"Portarsi dentro il peso dei rimorsi, questo mette paura alla gente" (Clint Eastwood "Lo straniero senza nome", 1971)

Quando ascolto questo disco non posso fare a meno di pensare semmai Nick Sanderson abbia mai avuto il rimorso di aver contribuito alla discesa negli inferi di Jeffrey Lee Pierce. Sapete, io voglio troppo bene a JLP che considero l'incarnazione del loser anni ottanta, quasi dimenticato interprete della figura del maledetto in disgrazia con il cuore messo a dura prova dalle delusioni d'amore e dagli abusi di droga e alcool. Nick era il batterista dei gelidi Clock DVA quando entrò a far parte dei passionali Gun Club. E con loro imparò ad amare portando via con sé Romi, la ragazza giapponese di Jeffrey, lasciandosi alle spalle  un uomo vuoto che per il dolore si spense appena due anni dopo.

Proprio in quel maledetto 1996 Sanderson, assurto a qualità di frontman, aveva pubblicato il primo il disco degli Earl Brutus, il nuovo gruppo costituito assieme ai due ex WOT Gordon King e James Fry (il fratello di Martin degli ABC). Vista la provenienza dei personaggi e le loro frequentazioni (tipo Pulp) furono catalogati nel filone brit pop in auge, e tale "bollatura" rimase impressa anche per il loro secondo disco del 1998, questo straordinario caleidoscopio glam dei tempi moderni chiamato "Tonight You Are The Special One". 

Brit pop?!? Ma secondo voi, uno che ha scandagliato i ritmi frattali alle dipendenze dell'hacker delle sette note Adi Newton e poi cavalcato il sacro furore del punkblues con JLP,  può mai mettersi a fare musica come  un fratello Gallagher qualsiasi?  Prendiamo ad esempio "Edelweiss", la prima cosa che viene a mente sono i Kraftwerk con quel cantare androide filtrato dal vocoder, la chitarre dannatamente heavy con le ritmiche che invece battono sul danzereccio. Ma che genere suonano questi? Sono capaci di mischiare il rock straccione con l'elettronica krauta, il glam, il pop barocco, il dark, il progressive e il rave tutto in un unico calderone. Magari a qualcuno potrà sembrare un'accozzaglia di generi senza una via maestra da seguire, una banderuola in balia di sbuffi musicali incoerenti, l'incapacità di essere normali.  Metto un pezzo a caso: "Your Majesty We Are Here " inizia con tastiere pesantemente prog ma subito dopo si lanciano nella mischia corpo a corpo al grido di quel yeyeyeyeyeah che consuma le pillole, i brividi e i mal di pancia di tutti i club di Manchester.
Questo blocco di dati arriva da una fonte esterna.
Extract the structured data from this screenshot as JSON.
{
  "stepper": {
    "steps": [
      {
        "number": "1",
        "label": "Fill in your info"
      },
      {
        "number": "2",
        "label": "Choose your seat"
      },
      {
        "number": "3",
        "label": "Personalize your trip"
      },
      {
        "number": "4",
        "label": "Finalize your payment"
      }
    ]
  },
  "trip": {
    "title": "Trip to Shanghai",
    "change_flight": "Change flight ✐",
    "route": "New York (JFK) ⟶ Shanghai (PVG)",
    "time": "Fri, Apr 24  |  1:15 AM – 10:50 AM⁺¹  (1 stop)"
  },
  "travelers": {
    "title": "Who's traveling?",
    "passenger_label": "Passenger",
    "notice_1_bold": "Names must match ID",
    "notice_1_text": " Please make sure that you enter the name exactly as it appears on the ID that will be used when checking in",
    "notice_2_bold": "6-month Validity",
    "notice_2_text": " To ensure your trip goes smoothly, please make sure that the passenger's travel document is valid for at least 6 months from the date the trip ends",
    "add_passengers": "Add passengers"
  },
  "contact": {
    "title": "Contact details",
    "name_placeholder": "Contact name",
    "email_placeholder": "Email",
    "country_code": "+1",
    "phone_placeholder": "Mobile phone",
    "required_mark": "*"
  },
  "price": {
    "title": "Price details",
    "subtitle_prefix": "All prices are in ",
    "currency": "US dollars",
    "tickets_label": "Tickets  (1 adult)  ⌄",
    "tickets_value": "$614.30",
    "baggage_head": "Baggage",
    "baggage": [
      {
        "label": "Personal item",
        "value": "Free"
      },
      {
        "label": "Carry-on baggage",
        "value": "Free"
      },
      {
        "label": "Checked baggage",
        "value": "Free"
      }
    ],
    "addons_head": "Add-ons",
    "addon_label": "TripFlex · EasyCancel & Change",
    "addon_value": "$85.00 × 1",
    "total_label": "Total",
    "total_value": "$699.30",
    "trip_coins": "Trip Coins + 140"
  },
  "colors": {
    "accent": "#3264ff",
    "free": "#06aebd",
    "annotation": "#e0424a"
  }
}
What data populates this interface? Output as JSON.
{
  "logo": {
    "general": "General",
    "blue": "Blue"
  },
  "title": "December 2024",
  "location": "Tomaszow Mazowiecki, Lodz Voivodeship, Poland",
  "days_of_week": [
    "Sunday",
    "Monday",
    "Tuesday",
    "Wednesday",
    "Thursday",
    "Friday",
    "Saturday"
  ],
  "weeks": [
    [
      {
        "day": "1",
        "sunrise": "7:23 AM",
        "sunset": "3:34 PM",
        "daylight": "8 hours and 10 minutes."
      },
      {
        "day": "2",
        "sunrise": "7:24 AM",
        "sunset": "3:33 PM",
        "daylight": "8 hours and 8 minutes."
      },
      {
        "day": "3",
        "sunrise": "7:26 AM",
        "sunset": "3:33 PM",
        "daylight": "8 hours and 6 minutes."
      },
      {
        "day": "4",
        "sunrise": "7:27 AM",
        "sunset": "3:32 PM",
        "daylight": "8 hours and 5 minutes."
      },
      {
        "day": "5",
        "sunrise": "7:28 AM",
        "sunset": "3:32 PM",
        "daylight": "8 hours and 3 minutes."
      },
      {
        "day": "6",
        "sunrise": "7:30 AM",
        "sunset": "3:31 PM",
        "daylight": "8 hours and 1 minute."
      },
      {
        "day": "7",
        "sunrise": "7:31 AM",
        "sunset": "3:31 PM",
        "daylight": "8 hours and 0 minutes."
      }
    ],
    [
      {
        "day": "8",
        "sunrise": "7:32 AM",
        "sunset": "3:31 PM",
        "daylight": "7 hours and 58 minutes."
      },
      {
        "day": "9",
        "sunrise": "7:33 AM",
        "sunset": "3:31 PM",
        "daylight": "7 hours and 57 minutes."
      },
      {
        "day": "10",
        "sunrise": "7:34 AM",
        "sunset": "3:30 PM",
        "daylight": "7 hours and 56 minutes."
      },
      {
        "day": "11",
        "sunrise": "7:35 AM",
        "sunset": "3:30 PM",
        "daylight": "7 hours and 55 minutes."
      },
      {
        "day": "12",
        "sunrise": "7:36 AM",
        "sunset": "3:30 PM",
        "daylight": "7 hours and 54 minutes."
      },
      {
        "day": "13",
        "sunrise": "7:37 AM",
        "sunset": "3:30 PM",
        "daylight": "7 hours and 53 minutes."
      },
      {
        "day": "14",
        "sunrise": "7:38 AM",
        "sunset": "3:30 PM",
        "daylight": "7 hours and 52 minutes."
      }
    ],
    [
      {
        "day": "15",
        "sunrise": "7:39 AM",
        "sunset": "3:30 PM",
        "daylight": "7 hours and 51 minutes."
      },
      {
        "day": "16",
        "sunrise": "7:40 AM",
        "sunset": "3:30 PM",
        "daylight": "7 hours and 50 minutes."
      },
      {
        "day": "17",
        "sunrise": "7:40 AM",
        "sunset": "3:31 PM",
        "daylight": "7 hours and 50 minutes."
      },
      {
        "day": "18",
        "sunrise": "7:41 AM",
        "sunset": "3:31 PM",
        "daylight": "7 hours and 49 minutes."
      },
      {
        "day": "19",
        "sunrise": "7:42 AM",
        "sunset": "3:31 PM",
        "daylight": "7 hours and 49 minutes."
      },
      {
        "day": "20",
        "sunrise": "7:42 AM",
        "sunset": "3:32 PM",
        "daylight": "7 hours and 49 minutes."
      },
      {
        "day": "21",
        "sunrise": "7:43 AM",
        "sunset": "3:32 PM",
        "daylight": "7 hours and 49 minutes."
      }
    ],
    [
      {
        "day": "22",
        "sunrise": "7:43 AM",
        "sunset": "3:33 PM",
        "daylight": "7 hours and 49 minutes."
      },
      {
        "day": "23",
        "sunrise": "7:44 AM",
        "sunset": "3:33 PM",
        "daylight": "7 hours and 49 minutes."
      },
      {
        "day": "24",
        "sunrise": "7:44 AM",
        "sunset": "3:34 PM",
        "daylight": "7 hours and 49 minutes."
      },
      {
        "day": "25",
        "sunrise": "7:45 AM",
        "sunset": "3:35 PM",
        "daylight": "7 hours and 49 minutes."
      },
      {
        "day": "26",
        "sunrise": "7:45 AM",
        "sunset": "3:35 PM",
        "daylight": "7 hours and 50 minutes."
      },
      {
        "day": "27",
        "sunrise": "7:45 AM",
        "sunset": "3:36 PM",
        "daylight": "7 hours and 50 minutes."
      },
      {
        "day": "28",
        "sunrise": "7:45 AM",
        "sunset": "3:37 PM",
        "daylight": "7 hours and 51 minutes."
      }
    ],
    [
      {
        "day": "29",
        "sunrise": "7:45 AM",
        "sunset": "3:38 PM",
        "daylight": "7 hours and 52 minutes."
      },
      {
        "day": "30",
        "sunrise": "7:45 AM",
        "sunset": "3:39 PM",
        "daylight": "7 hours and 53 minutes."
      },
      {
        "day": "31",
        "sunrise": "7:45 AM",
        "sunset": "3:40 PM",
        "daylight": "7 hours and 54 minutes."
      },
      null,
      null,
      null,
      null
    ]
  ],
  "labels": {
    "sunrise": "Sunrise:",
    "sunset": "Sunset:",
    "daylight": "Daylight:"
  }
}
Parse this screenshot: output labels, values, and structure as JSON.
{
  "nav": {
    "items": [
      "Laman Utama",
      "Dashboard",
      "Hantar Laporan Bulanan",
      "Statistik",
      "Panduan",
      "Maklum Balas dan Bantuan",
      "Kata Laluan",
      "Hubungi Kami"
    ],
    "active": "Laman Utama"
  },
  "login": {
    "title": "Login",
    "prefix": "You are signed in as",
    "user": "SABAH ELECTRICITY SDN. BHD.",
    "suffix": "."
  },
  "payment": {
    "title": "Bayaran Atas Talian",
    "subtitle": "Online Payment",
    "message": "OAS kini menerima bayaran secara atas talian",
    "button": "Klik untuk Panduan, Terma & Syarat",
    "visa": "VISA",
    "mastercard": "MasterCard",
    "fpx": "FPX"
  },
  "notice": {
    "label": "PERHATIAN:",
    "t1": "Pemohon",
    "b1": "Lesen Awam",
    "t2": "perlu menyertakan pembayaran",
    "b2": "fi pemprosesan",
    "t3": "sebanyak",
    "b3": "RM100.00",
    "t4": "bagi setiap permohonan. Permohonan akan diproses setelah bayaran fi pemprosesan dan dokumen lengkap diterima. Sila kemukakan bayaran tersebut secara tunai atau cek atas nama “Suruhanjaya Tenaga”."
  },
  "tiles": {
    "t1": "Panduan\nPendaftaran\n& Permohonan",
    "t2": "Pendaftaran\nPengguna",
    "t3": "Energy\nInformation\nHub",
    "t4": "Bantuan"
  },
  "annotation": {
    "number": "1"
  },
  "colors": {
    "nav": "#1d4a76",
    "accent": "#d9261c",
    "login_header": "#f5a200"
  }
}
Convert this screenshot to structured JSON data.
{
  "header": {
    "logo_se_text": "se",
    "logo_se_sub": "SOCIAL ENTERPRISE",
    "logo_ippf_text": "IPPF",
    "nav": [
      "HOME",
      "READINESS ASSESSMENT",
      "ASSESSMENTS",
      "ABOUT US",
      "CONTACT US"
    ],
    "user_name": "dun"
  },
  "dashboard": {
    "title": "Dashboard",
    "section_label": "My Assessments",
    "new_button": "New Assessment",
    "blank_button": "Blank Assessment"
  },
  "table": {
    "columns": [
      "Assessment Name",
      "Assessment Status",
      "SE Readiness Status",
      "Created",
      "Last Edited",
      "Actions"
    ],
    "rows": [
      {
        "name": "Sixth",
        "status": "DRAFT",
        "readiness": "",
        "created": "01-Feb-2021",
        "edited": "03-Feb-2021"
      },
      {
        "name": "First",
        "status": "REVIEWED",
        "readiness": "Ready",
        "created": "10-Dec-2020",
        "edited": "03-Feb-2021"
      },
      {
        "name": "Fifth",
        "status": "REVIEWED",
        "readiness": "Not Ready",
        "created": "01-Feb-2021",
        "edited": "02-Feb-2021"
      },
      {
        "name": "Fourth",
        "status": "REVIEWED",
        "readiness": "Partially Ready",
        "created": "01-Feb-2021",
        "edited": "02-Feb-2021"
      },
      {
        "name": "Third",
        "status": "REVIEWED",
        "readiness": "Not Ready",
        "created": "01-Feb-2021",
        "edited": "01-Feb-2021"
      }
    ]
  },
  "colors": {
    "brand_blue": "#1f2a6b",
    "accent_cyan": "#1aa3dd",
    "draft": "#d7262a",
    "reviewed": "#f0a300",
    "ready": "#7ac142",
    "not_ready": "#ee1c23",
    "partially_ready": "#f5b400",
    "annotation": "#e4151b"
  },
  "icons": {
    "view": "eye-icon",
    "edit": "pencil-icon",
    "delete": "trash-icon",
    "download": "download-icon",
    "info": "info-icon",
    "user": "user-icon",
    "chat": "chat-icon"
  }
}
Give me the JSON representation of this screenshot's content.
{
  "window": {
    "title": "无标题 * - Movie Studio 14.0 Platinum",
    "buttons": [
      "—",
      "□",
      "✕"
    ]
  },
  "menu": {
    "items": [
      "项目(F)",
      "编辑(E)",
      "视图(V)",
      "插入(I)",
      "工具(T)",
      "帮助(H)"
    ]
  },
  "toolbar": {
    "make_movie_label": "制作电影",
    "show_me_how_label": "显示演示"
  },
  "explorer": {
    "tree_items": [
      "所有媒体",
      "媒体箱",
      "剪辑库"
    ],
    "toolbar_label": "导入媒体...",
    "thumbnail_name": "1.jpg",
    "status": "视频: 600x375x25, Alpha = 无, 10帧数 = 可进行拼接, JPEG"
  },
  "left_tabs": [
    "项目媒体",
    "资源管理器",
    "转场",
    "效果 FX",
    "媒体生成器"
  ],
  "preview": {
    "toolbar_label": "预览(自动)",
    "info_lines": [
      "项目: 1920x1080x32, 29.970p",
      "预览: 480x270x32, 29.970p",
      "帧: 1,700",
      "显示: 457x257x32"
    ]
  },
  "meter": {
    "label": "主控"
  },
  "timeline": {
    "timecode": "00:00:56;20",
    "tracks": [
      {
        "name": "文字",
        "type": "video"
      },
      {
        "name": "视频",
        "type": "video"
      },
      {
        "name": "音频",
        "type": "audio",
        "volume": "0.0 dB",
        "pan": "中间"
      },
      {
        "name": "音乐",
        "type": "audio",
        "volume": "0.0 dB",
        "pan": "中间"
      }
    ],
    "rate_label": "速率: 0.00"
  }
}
 Il disco lo avevano aperto con i ritmi apocalittici di " The SAS and the Glam That Goes With It", capace di mischiare l'ironia cazzona dei Tubes con la ferocìa dei Fall in una botta sola, un inno dal riffone contagioso che vale il prezzo del biglietto (e come bonus ti regalano pure una coda robotica alla Ralf und Florian!) Non ti danno il tempo di respirare che con "Universal Plan" piazzano un'altra gemma heavy glam rock, tamburi tribali e canto selvaggio di Nick sulle orme del guru Mark Stewart. Ma quella che mi ha sinceramente commosso fino alle lacrime è "Midland Red", un'eterea ballata psichedelica alla Flaming Lips, attraversata in lungo e largo da traccianti di synth spacerock, che sfocia improvvisamente nelle atmosfere care ai Joy Division: quelle con il basso stracciacuore di Peter Hook e la voce disperata di Ian. Parecchi di noi faranno i conti con questo pezzo e con i propri fantasmi. E con il resto del disco: il punk di "Male Wife", la magnifica decadenza di "East", le virate psichedeliche alla Pink Floyd con ( "Don't Die Jim") e senza ("99p" )  Syd Barrett, il perfetto hit  per un  rave  screamdelico  con "Come Taste my Mind".

 Giuro che, seduto in carrozza ascoltando nelle cuffiette la preghiera sintetica di "God, Let Me Be Kind", avrei proprio voluto incontrare Nick mentre prestava servizio come macchinista sui treni che collegano il Surrey a Londra, una volta che il progetto Earl Brutus raccattò appena due lire per fallire dopo quest'album. E magari chiedergli se avesse paura.

Ormai è tardi, un paio di anni fa ha raggiunto Jeffrey e di certo avranno fatto pace. Scommetto il mio vecchio giradischi che ancora una volta stanno suonando  assieme il mio pezzo preferito.